Stesso discorso anche per quanto riguarda l'audio. Trattandosi di un film italiano del '71, la rimasterizzazione dell'originale colonna sonora in mono non ha portato grandi cambiamenti né in fase di allargamento del quadro né per quello che riguarda la pulizia e la resa timbrica. Nonostante ciò, la traccia in Dolby Digital 5.1 risulta alla fine più piacevole di quella in semplice mono, non fosse altro che per la vivacità del fronte anteriore, per qualche simpatico intervento del sub (la sequenza del giro in macchina per le vie della città) e per dialoghi più tonici e meno sottili di quelli presenti nella debole versione monofonica.
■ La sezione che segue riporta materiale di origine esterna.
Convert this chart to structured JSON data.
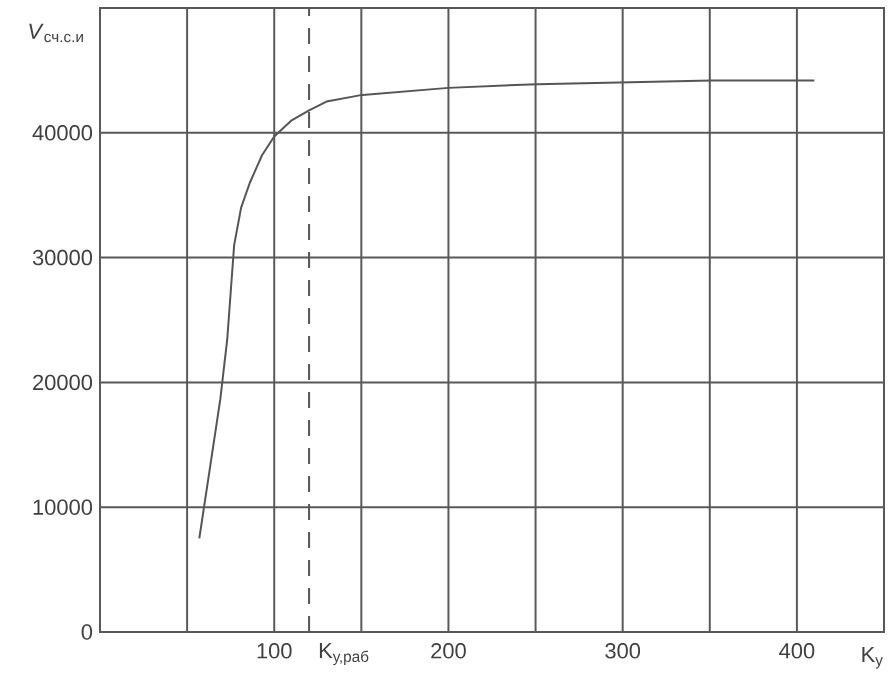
{
  "chart_data": {
    "type": "line",
    "xlabel": "K$_{у}$",
    "ylabel": "*V*$_{сч.с.и}$",
    "xlim": [
      0,
      450
    ],
    "ylim": [
      0,
      50000
    ],
    "xticks": [
      {
        "value": 50,
        "label": null
      },
      100,
      {
        "value": 150,
        "label": null
      },
      200,
      {
        "value": 250,
        "label": null
      },
      300,
      {
        "value": 350,
        "label": null
      },
      400,
      {
        "value": 450,
        "label": null
      }
    ],
    "yticks": [
      0,
      10000,
      20000,
      30000,
      40000
    ],
    "grid": true,
    "marker": "none",
    "line_style": "solid",
    "ref_lines": [
      {
        "axis": "x",
        "value": 120,
        "label": "K$_{у,раб}$",
        "line_style": "dashed",
        "color": "#555555"
      }
    ],
    "series": [
      {
        "color": "#555555",
        "x": [
          57,
          69,
          73,
          77,
          81,
          86,
          93,
          100,
          110,
          120,
          130,
          149,
          200,
          251,
          351,
          410
        ],
        "values": [
          7500,
          18600,
          23400,
          31000,
          34000,
          36000,
          38200,
          39700,
          41000,
          41800,
          42500,
          43000,
          43600,
          43900,
          44200,
          44200
        ]
      }
    ]
  }
}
Ciò non toglie comunque che spesso le musiche facciano fatica ad emergere con l'impatto e il livello che ci si aspetterebbe nei momenti più concitati del film e che l'ambienza, anche per il gran numero di sequenze ambientate in interni, rimangano n secondo piano rispetto alle musiche e ai parlati. Difficile aspettarsi di meglio (e anche la traccia in Dolby Surround presente nell'edizione americana è bene o male su questi stessi livelli), ma è indubbio che le potenzialità della codifica multicanale avrebbero potuto trovare una valorizzazione più attenta ai molti spunti sonori d'interesse del film.

CONTENUTI SPECIALI

Non c'è niente da fare. Quando si tratta di horror l'americana Anchor Bay rimane imbattibile per qualità audiovisiva e soprattutto per completezza e la sua edizione Regione 1 ne è una prova lampante, visto che contiene alcune interviste a Dario Argento, Dardano Sacchetti ed Ennio Morricone, il trailer del film, spot televisivi e radiofonici e un'intervista audio a Karl Malden e James Franciscus.
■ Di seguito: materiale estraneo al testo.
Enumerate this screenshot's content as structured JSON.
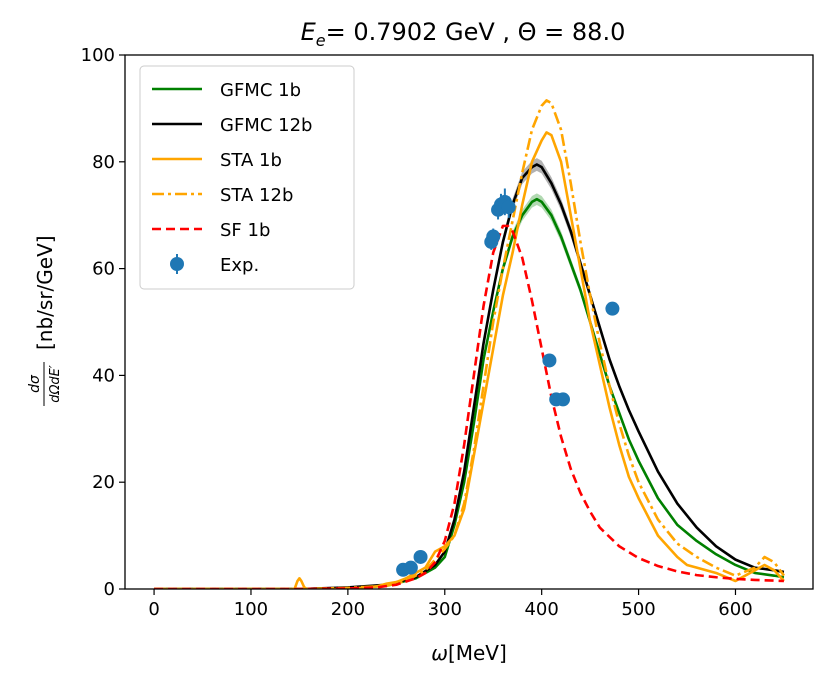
{
  "chart_data": {
    "type": "line",
    "title_parts": {
      "e_sym": "E",
      "e_sub": "e",
      "energy": "= 0.7902 GeV , Θ = 88.0"
    },
    "xlabel_parts": {
      "omega": "ω",
      "unit": "[MeV]"
    },
    "ylabel_parts": {
      "frac_num": "dσ",
      "frac_den": "dΩdE′",
      "unit": "[nb/sr/GeV]"
    },
    "xlim": [
      -30,
      680
    ],
    "ylim": [
      0,
      100
    ],
    "xticks": [
      0,
      100,
      200,
      300,
      400,
      500,
      600
    ],
    "yticks": [
      0,
      20,
      40,
      60,
      80,
      100
    ],
    "legend_position": "upper-left",
    "series": [
      {
        "name": "GFMC 1b",
        "color": "#008000",
        "style": "solid",
        "band": true,
        "x": [
          0,
          150,
          200,
          240,
          270,
          290,
          300,
          310,
          320,
          330,
          340,
          350,
          360,
          370,
          380,
          390,
          395,
          400,
          410,
          420,
          430,
          440,
          450,
          460,
          470,
          480,
          490,
          500,
          520,
          540,
          560,
          580,
          600,
          620,
          640,
          650
        ],
        "y": [
          0,
          0,
          0.2,
          0.6,
          2,
          4,
          6,
          12,
          20,
          31,
          43,
          52,
          60,
          66,
          70,
          72.5,
          73,
          72.5,
          70,
          66,
          61,
          56,
          50,
          44,
          38,
          33,
          28,
          24,
          17,
          12,
          9,
          6.5,
          4.5,
          3,
          2.5,
          2.2
        ]
      },
      {
        "name": "GFMC 12b",
        "color": "#000000",
        "style": "solid",
        "band": true,
        "x": [
          0,
          150,
          200,
          240,
          270,
          290,
          300,
          310,
          320,
          330,
          340,
          350,
          360,
          370,
          380,
          390,
          395,
          400,
          410,
          420,
          430,
          440,
          450,
          460,
          470,
          480,
          490,
          500,
          520,
          540,
          560,
          580,
          600,
          620,
          640,
          650
        ],
        "y": [
          0,
          0,
          0.3,
          0.8,
          2.2,
          4.5,
          7,
          13,
          22,
          34,
          46,
          56,
          65,
          72,
          77,
          79,
          79.5,
          79,
          76,
          72,
          67,
          61,
          55,
          49,
          43,
          38,
          33.5,
          29.5,
          22,
          16,
          11.5,
          8,
          5.5,
          4,
          3.5,
          3.2
        ]
      },
      {
        "name": "STA 1b",
        "color": "#ffa500",
        "style": "solid",
        "band": false,
        "x": [
          0,
          145,
          148,
          150,
          152,
          155,
          158,
          200,
          230,
          240,
          250,
          260,
          270,
          280,
          290,
          300,
          310,
          320,
          330,
          340,
          350,
          360,
          370,
          380,
          390,
          400,
          405,
          410,
          420,
          430,
          440,
          450,
          460,
          470,
          480,
          490,
          500,
          520,
          540,
          550,
          560,
          580,
          600,
          620,
          630,
          640,
          650
        ],
        "y": [
          0,
          0,
          1.5,
          2,
          1.5,
          0.3,
          0,
          0,
          0.5,
          1,
          1.3,
          2,
          3,
          4,
          7,
          8,
          10,
          15,
          25,
          35,
          45,
          55,
          63,
          72,
          80,
          84,
          85.5,
          85,
          80,
          70,
          60,
          50,
          42,
          34,
          27,
          21,
          17,
          10,
          6,
          4.5,
          4,
          3,
          1.5,
          3.5,
          4.5,
          3.5,
          1.5
        ]
      },
      {
        "name": "STA 12b",
        "color": "#ffa500",
        "style": "dashdot",
        "band": false,
        "x": [
          0,
          150,
          200,
          240,
          260,
          280,
          290,
          300,
          310,
          320,
          330,
          340,
          350,
          360,
          370,
          380,
          390,
          400,
          405,
          410,
          420,
          430,
          440,
          450,
          460,
          470,
          480,
          490,
          500,
          520,
          540,
          560,
          580,
          600,
          620,
          630,
          640,
          650
        ],
        "y": [
          0,
          0,
          0.2,
          0.6,
          1.5,
          3.5,
          5.5,
          7.5,
          10,
          16,
          26,
          38,
          50,
          60,
          69,
          78,
          86,
          90.5,
          91.5,
          91,
          86,
          76,
          65,
          55,
          46,
          38,
          31,
          25,
          20,
          13,
          8.5,
          6,
          4,
          2.5,
          4,
          6,
          5,
          2.5
        ]
      },
      {
        "name": "SF 1b",
        "color": "#ff0000",
        "style": "dashed",
        "band": false,
        "x": [
          0,
          150,
          200,
          230,
          250,
          270,
          280,
          290,
          300,
          310,
          320,
          330,
          340,
          350,
          360,
          365,
          370,
          380,
          390,
          400,
          410,
          420,
          430,
          440,
          450,
          460,
          480,
          500,
          520,
          540,
          560,
          580,
          600,
          620,
          650
        ],
        "y": [
          0,
          0,
          0.1,
          0.3,
          0.8,
          2,
          3,
          5,
          9,
          16,
          27,
          40,
          53,
          63,
          68,
          68,
          67,
          62,
          54,
          45,
          36,
          28.5,
          22.5,
          18,
          14.5,
          11.5,
          8,
          5.8,
          4.3,
          3.3,
          2.6,
          2.2,
          1.9,
          1.7,
          1.5
        ]
      }
    ],
    "experimental": {
      "name": "Exp.",
      "color": "#1f77b4",
      "points": [
        {
          "x": 257,
          "y": 3.6,
          "err": 1.0
        },
        {
          "x": 265,
          "y": 4.0,
          "err": 1.0
        },
        {
          "x": 275,
          "y": 6.0,
          "err": 1.2
        },
        {
          "x": 348,
          "y": 65.0,
          "err": 1.5
        },
        {
          "x": 350,
          "y": 66.0,
          "err": 1.5
        },
        {
          "x": 355,
          "y": 71.0,
          "err": 1.8
        },
        {
          "x": 358,
          "y": 72.0,
          "err": 2.0
        },
        {
          "x": 362,
          "y": 72.5,
          "err": 2.5
        },
        {
          "x": 366,
          "y": 71.5,
          "err": 2.0
        },
        {
          "x": 408,
          "y": 42.8,
          "err": 1.0
        },
        {
          "x": 415,
          "y": 35.5,
          "err": 1.0
        },
        {
          "x": 422,
          "y": 35.5,
          "err": 1.0
        },
        {
          "x": 473,
          "y": 52.5,
          "err": 1.0
        }
      ]
    }
  }
}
Nulla di tutto questo purtroppo ha trovato posto in questa edizione Medusa, che nonostante la possibilità di includere qualche intervento di Dario Argento o, perché no, un suo commento audio (dopotutto stiamo parlando di una delle case italiane più importanti sul mercato), si è limitata a due gallerie fotografiche (una a colori e una in bianco e nero) e alle schede biografiche del cast. Davvero troppo poco per raggiungere la sufficienza.

Voto  stelle su 5
Voto dei lettori
Per quello che concerne il genere thriller-horror Dario Argento, soprattutto nella seconda metà degli anni '70, ha rappresentato il talento visionario più lucido e fulgido presente nel panorama internazionale e pur mantenendosi su livelli di tutto rispetto, i suoi primi tre “gialli all'italiana” (definizione spesso fuorviante ma innegabile in questo caso) non hanno mai raggiunto il successo e l'apprezzamento critico di capolavori del mistero come Profondo Rosso e Suspiria. Non fa eccezione Il gatto a nove code, film dal solido impianto mistery e ben diretto dall'allora trentunenne regista romano ma povero di autentici brividi e retto su un plot poco interessante e ancor meno spaventoso. Un film comunque che ogni amante del thriller dovrebbe avere nella propria collezione e che Medusa ripropone nella sua Dario Argento Collection in un DVD da dimenticare sul versante degli extra ma più che sufficiente per quanto riguarda l'audio e il video, entrambi piacevoli e fortunatamente lontani dai picchi negativi riscontrati in Tenebre. Inutile dire però che si sarebbe potuto fare meglio sotto tutti i punti di vista.